Chasing the Pot of Gold
Barnes doesn’t yet have an agent, but over the past year, it’s become common for Hollywood talent agencies to sign TikTok stars. They promote creators and act as middlemen in making deals with brands. D’Amelio, for example, is repped by United Talent Agency, which has managed actors like Johnny Depp and Angelina Jolie. A3 Artists Agency’s roster lists around 200 digital creators, including Avani Gregg, who has 33 million followers and Larray, who has 23 million. With such massive audiences, TikTok creators can be good at bringing in money.
“As an agency, we get paid when they get paid,” said Keith Bielory, an A3 partner in alternative programming, digital media, licensing, and branding. “This could be a lucrative industry for years and years to come.”
A3 helps influencers in every area except growing their TikTok fanbase. In the instances when the algorithm seems to be causing a drop in followers, Bielory said, he’ll reach out to his TikTok contacts for insight into what’s happening. Ultimately, however, it’s up to the influencers to keep up engagement.
“A lot of people can go viral, but can they back that up?” Bielory said. “The folks that we work with create content for a living. It’s a lot of pressure to keep that going.”
Tha Lights Global, a smaller talent agency that focuses on hip-hop artists, has represented influencers for years. One of the first dance memes to go viral on social media was from two Detroit rappers the agency represented, Zay Hilfigerrr and Zayion McCal, who came out with “Juju on That Beat” in 2016. Jordan Tugrul, co-owner of Tha Lights Global, said influencers he works with can spend hours a day creating TikTok videos. One of the agency’s goals is get them to think beyond the social media platform.

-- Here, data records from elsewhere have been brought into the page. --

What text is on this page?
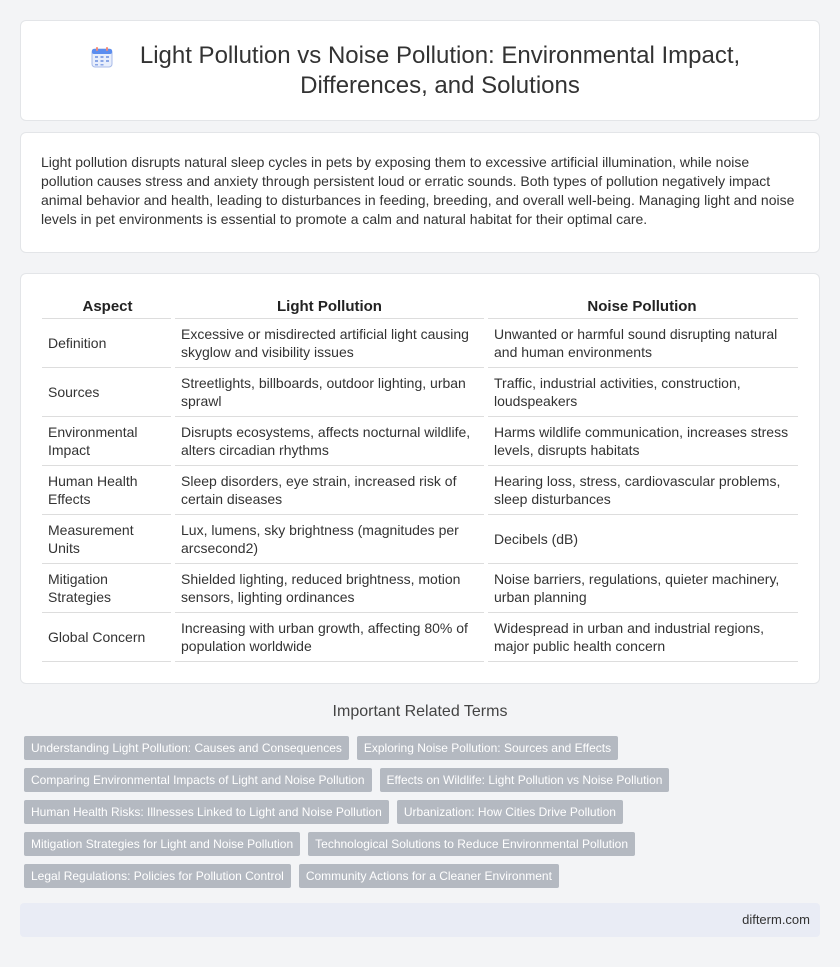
Light Pollution vs Noise Pollution: Environmental Impact, Differences, and Solutions

Light pollution disrupts natural sleep cycles in pets by exposing them to excessive artificial illumination, while noise pollution causes stress and anxiety through persistent loud or erratic sounds. Both types of pollution negatively impact animal behavior and health, leading to disturbances in feeding, breeding, and overall well-being. Managing light and noise levels in pet environments is essential to promote a calm and natural habitat for their optimal care.

Aspect	Light Pollution	Noise Pollution
Definition	Excessive or misdirected artificial light causing skyglow and visibility issues	Unwanted or harmful sound disrupting natural and human environments
Sources	Streetlights, billboards, outdoor lighting, urban sprawl	Traffic, industrial activities, construction, loudspeakers
Environmental Impact	Disrupts ecosystems, affects nocturnal wildlife, alters circadian rhythms	Harms wildlife communication, increases stress levels, disrupts habitats
Human Health Effects	Sleep disorders, eye strain, increased risk of certain diseases	Hearing loss, stress, cardiovascular problems, sleep disturbances
Measurement Units	Lux, lumens, sky brightness (magnitudes per arcsecond2)	Decibels (dB)
Mitigation Strategies	Shielded lighting, reduced brightness, motion sensors, lighting ordinances	Noise barriers, regulations, quieter machinery, urban planning
Global Concern	Increasing with urban growth, affecting 80% of population worldwide	Widespread in urban and industrial regions, major public health concern
Important Related Terms
Understanding Light Pollution: Causes and Consequences	Exploring Noise Pollution: Sources and Effects
Comparing Environmental Impacts of Light and Noise Pollution	Effects on Wildlife: Light Pollution vs Noise Pollution
Human Health Risks: Illnesses Linked to Light and Noise Pollution	Urbanization: How Cities Drive Pollution
Mitigation Strategies for Light and Noise Pollution	Technological Solutions to Reduce Environmental Pollution
Legal Regulations: Policies for Pollution Control	Community Actions for a Cleaner Environment
difterm.com
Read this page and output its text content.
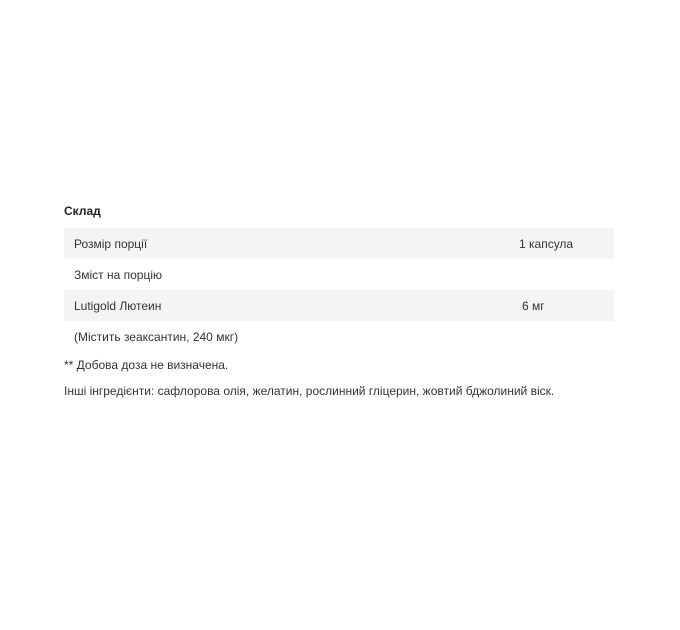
Склад
Розмір порції	1 капсула
Зміст на порцію	
Lutigold Лютеин	6 мг
(Містить зеаксантин, 240 мкг)	
** Добова доза не визначена.
Інші інгредієнти: сафлорова олія, желатин, рослинний гліцерин, жовтий бджолиний віск.
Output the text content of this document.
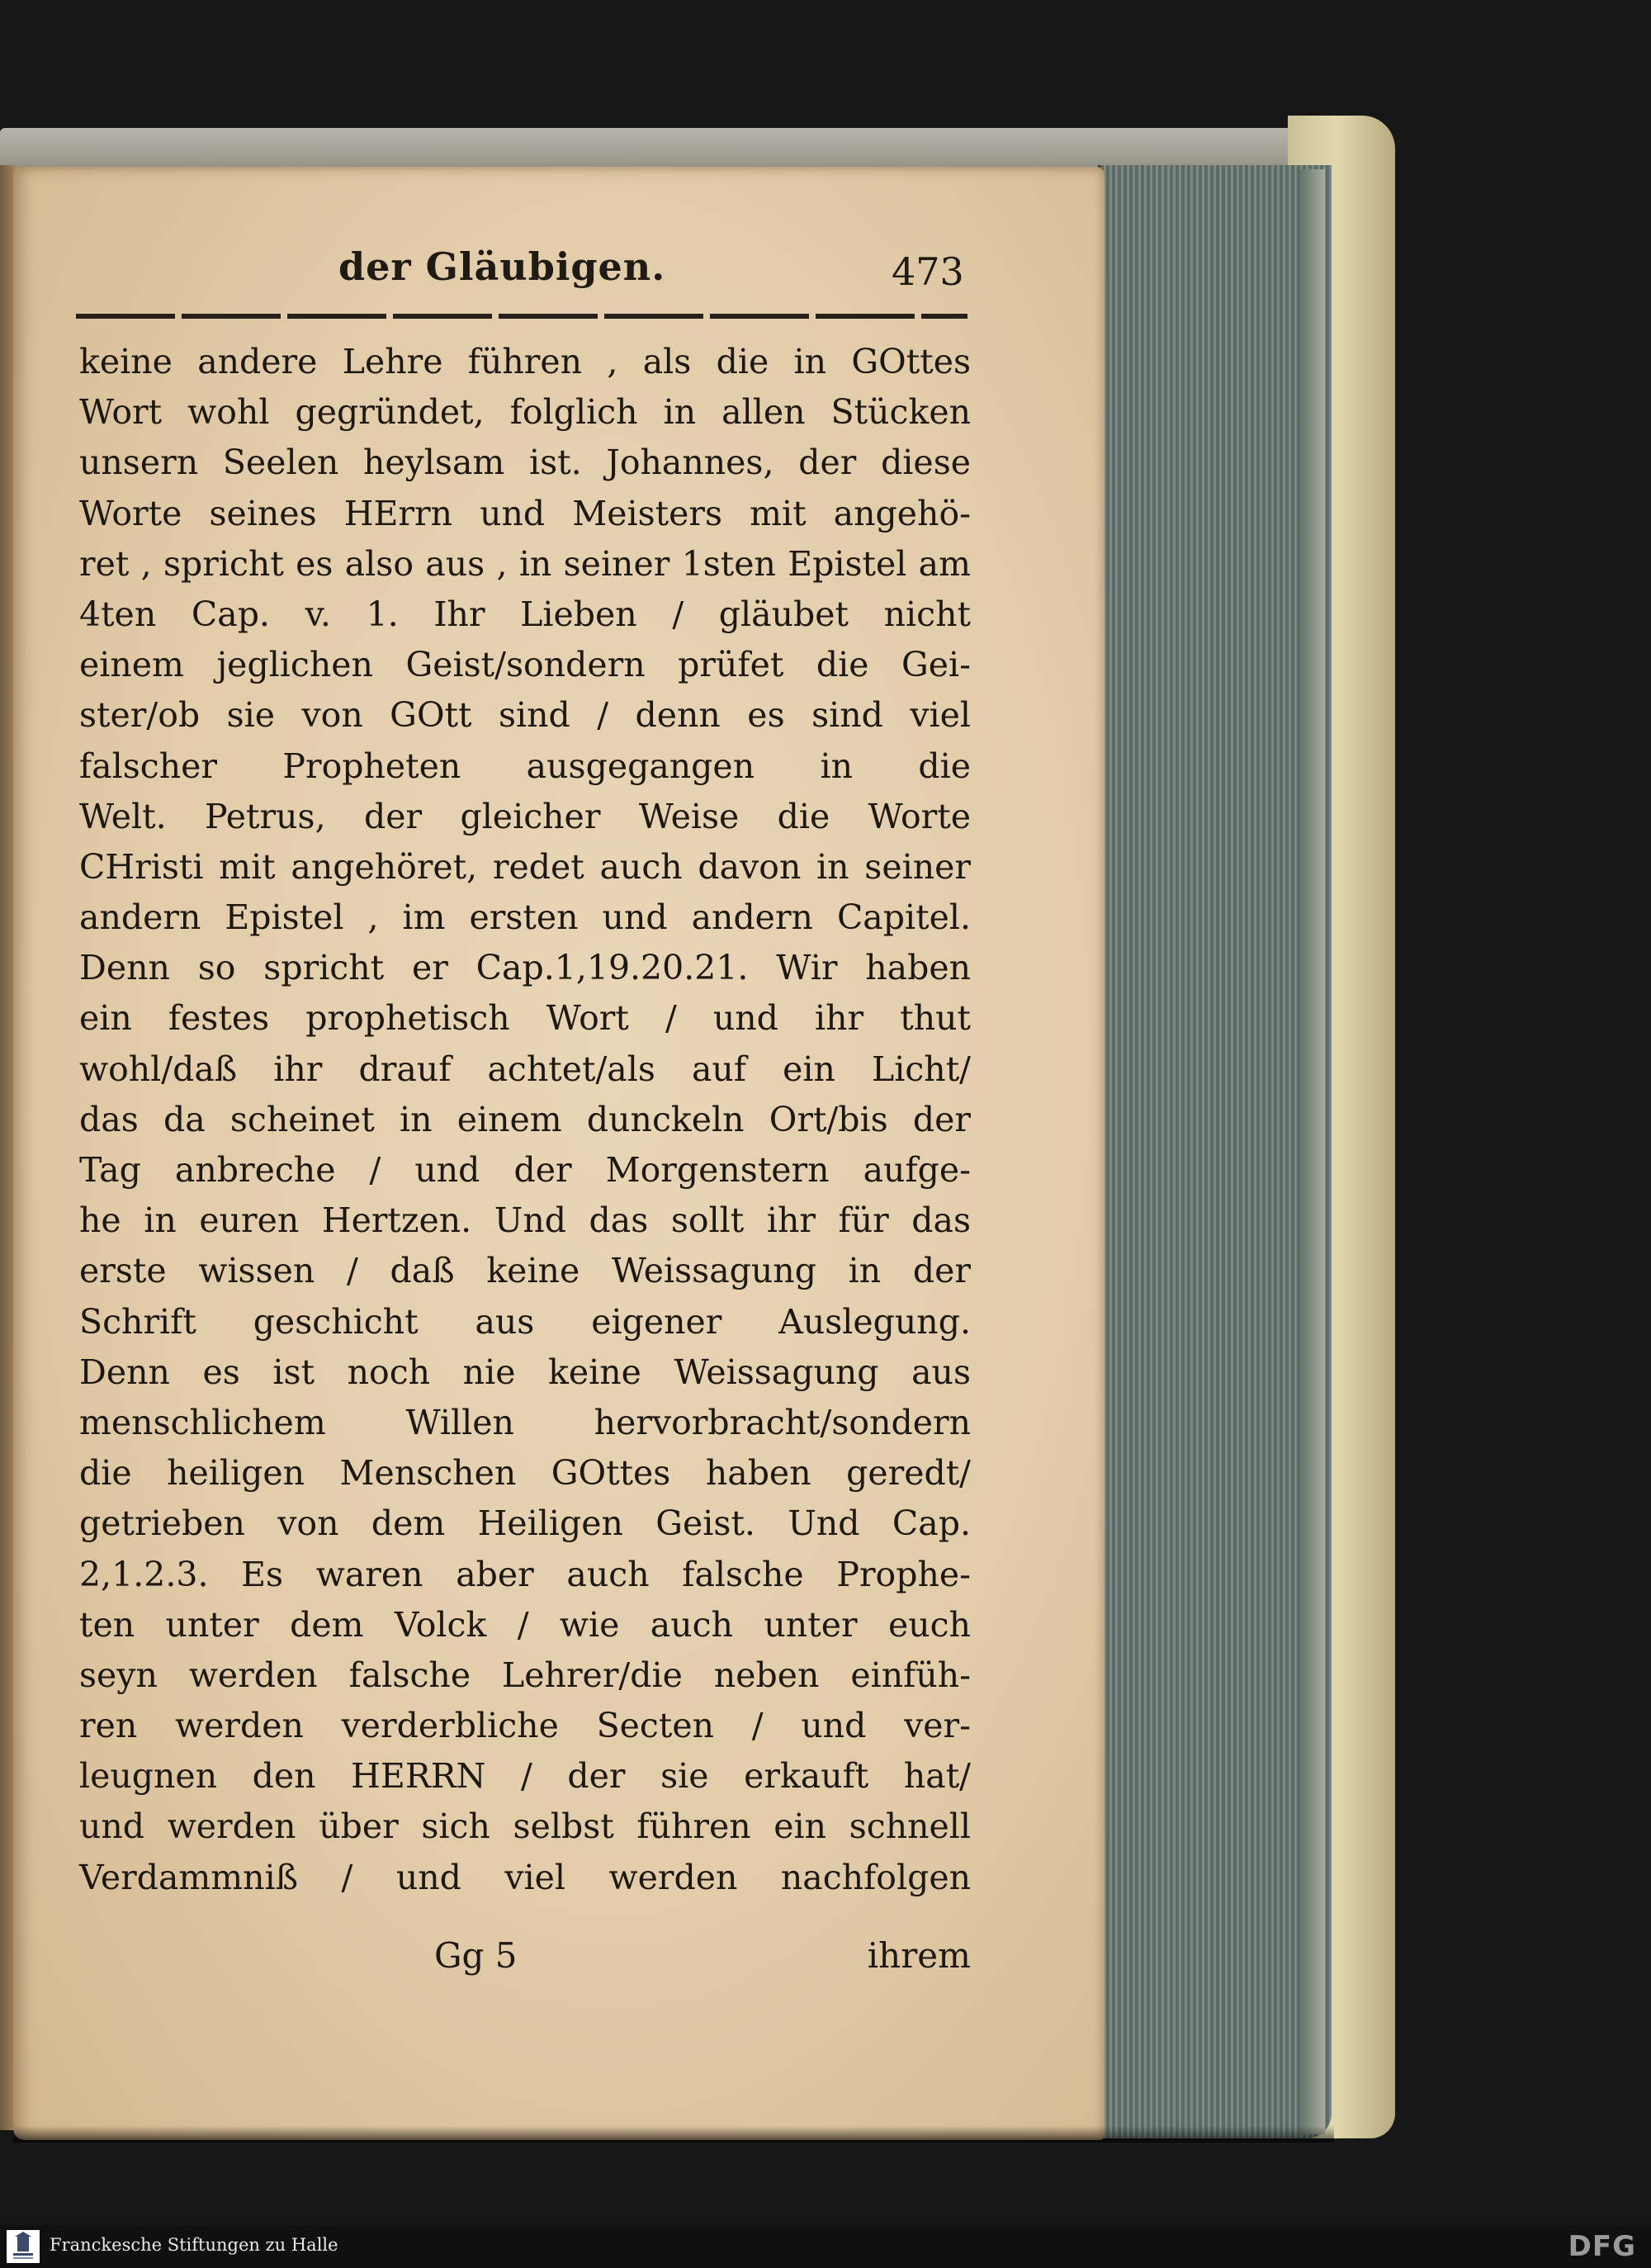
der Gläubigen.	473
keine andere Lehre führen , als die in GOttes
Wort wohl gegründet, folglich in allen Stücken
unsern Seelen heylsam ist. Johannes, der diese
Worte seines HErrn und Meisters mit angehö-
ret , spricht es also aus , in seiner 1sten Epistel am
4ten Cap. v. 1. Ihr Lieben / gläubet nicht
einem jeglichen Geist/sondern prüfet die Gei-
ster/ob sie von GOtt sind / denn es sind viel
falscher Propheten ausgegangen in die
Welt. Petrus, der gleicher Weise die Worte
CHristi mit angehöret, redet auch davon in seiner
andern Epistel , im ersten und andern Capitel.
Denn so spricht er Cap.1,19.20.21. Wir haben
ein festes prophetisch Wort / und ihr thut
wohl/daß ihr drauf achtet/als auf ein Licht/
das da scheinet in einem dunckeln Ort/bis der
Tag anbreche / und der Morgenstern aufge-
he in euren Hertzen. Und das sollt ihr für das
erste wissen / daß keine Weissagung in der
Schrift geschicht aus eigener Auslegung.
Denn es ist noch nie keine Weissagung aus
menschlichem Willen hervorbracht/sondern
die heiligen Menschen GOttes haben geredt/
getrieben von dem Heiligen Geist. Und Cap.
2,1.2.3. Es waren aber auch falsche Prophe-
ten unter dem Volck / wie auch unter euch
seyn werden falsche Lehrer/die neben einfüh-
ren werden verderbliche Secten / und ver-
leugnen den HERRN / der sie erkauft hat/
und werden über sich selbst führen ein schnell
Verdammniß / und viel werden nachfolgen
Gg 5	ihrem
Franckesche Stiftungen zu Halle	DFG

“They’re going against thousands of other people their age who want to be in the spotlight as well,” Tugrul said. “TikTok might not be around forever, and you cannot rely on that.”
In February, the Screen Actors Guild-American Federation of Television and Radio Artists—Hollywood’s biggest union—announced that influencers who were working with brands would be eligible to join via an “influencer agreement.” This means those members can qualify for benefits, like health insurance, and union protection in disputes that arise.
“The influencer space is still often referred to as the ‘wild wild west’, and it’s a place where creators can be taken advantage of,” Gabrielle Carteris, the union’s president, wrote in an email to The Markup. “This agreement is there to help empower and give self-determination to influencers, who are oftentimes trying to navigate their professional careers without much guidance—they’re true pioneers in this space.”
For now, SAG-AFTRA is focused on helping creators negotiate with brands and doesn’t yet assist in dealings with TikTok or other social media platforms. But, Carteris said, “This agreement is just a first step; we’re always exploring what is needed in this community.”
Despite their ups and downs on TikTok, McClellan and Barnes still regularly make videos and don’t plan to stop anytime soon. For Oyelowo, the novelty has worn off.
She has more than 1,000 followers and still likes making videos for fun but posts just once a week, at best. Spending hours trying to tap into what’s trending and scouring her Facebook group for advice is tiring, she said, especially given the whims of TikTok’s algorithm.
“You invest time in it because it’s this odd mystery puzzle,” Oyelowo said. “With algorithms, in theory, there is a potential solution, there is a way to figure it out—everybody is chasing that pot of gold in some way. But it’s a moving target.”
This article previously misstated Keith Bielory's job title. We regret the error.